Без условной ксивы (знакомств, денег, связей) вы никто и звать вас никак. Без условной ксивы (блата, влиятельности, взаимных услуг) недобросовестный доктор может лечить взрослого человека по детскому протоколу. Без условной ксивы шансов выжить становится меньше. В социально ответственном государстве такого просто не может быть. Эта антигуманная система, придуманная и простимулированная государством, ставит в унизительное положение не только пациентов, но и врачей.
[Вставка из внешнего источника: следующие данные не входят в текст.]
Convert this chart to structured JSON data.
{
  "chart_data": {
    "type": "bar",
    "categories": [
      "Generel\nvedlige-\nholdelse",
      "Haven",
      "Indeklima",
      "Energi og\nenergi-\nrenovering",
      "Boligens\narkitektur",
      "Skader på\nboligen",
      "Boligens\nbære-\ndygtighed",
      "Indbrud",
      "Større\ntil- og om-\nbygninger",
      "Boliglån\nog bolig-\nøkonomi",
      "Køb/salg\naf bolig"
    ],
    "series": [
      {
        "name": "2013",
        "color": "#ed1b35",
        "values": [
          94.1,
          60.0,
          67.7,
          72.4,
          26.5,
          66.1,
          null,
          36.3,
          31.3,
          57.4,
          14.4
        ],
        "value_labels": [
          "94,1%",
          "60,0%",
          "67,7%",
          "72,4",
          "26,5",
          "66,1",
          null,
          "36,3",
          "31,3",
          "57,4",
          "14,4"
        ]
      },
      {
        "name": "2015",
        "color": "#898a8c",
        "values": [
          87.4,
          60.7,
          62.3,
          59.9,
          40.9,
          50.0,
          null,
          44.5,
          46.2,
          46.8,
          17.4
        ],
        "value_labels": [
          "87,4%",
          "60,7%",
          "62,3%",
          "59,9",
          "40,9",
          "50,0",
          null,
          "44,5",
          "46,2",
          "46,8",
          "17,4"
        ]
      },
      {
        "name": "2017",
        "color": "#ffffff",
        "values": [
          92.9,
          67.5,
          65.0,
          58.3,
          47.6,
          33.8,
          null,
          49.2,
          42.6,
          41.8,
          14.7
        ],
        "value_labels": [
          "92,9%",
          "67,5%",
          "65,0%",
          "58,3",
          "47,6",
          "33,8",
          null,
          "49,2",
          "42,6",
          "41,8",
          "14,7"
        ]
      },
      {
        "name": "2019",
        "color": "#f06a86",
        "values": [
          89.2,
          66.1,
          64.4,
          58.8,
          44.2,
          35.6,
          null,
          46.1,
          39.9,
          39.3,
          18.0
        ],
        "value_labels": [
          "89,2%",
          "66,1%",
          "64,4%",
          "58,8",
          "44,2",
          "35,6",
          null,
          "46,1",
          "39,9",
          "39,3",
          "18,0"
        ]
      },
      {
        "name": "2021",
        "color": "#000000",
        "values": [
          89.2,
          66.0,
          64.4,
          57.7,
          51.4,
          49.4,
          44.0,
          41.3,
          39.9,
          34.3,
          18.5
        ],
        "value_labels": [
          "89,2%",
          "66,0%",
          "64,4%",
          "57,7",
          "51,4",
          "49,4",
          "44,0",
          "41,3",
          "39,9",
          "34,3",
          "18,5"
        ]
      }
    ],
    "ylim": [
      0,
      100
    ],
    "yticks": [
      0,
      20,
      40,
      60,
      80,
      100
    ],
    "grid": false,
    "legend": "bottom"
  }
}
Система берет в заложники не только больных, но и весь медперсонал, вынуждая его как-то лавировать между клятвой Гиппократа и дрянной реальностью. Страдают в том числе и отважные, прекрасные профессионалы, которых нам посчастливилось встретить на Каширке. Первый из них - наш лечащий врач Алина Сергеевна.
Понаблюдав за тем, как живет, работает, вертится в этом страшном колесе наш лечащий врач, мы поняли, что она заслуживает памятника при жизни. Ну или хотя бы нормальной зарплаты. Ради работы она, как садху в Индии, отказывалась вообще от всего, от чего можно отказаться в жизни. Она приходила в эти больные стены, из которых нормальному человеку хочется бежать, к восьми утра каждый день. А уходила домой в полночь. Дежурила по выходным. Ни разу не повысила голос. Ни разу не проигнорировала ни одного вопроса и просьбы. Ни разу не забыла ни о чем, что обещала. Очевидно, нам снова очень повезло. Российская система здравоохранения имеет в виду только тех, кому везет. Остальных же для нее не существует.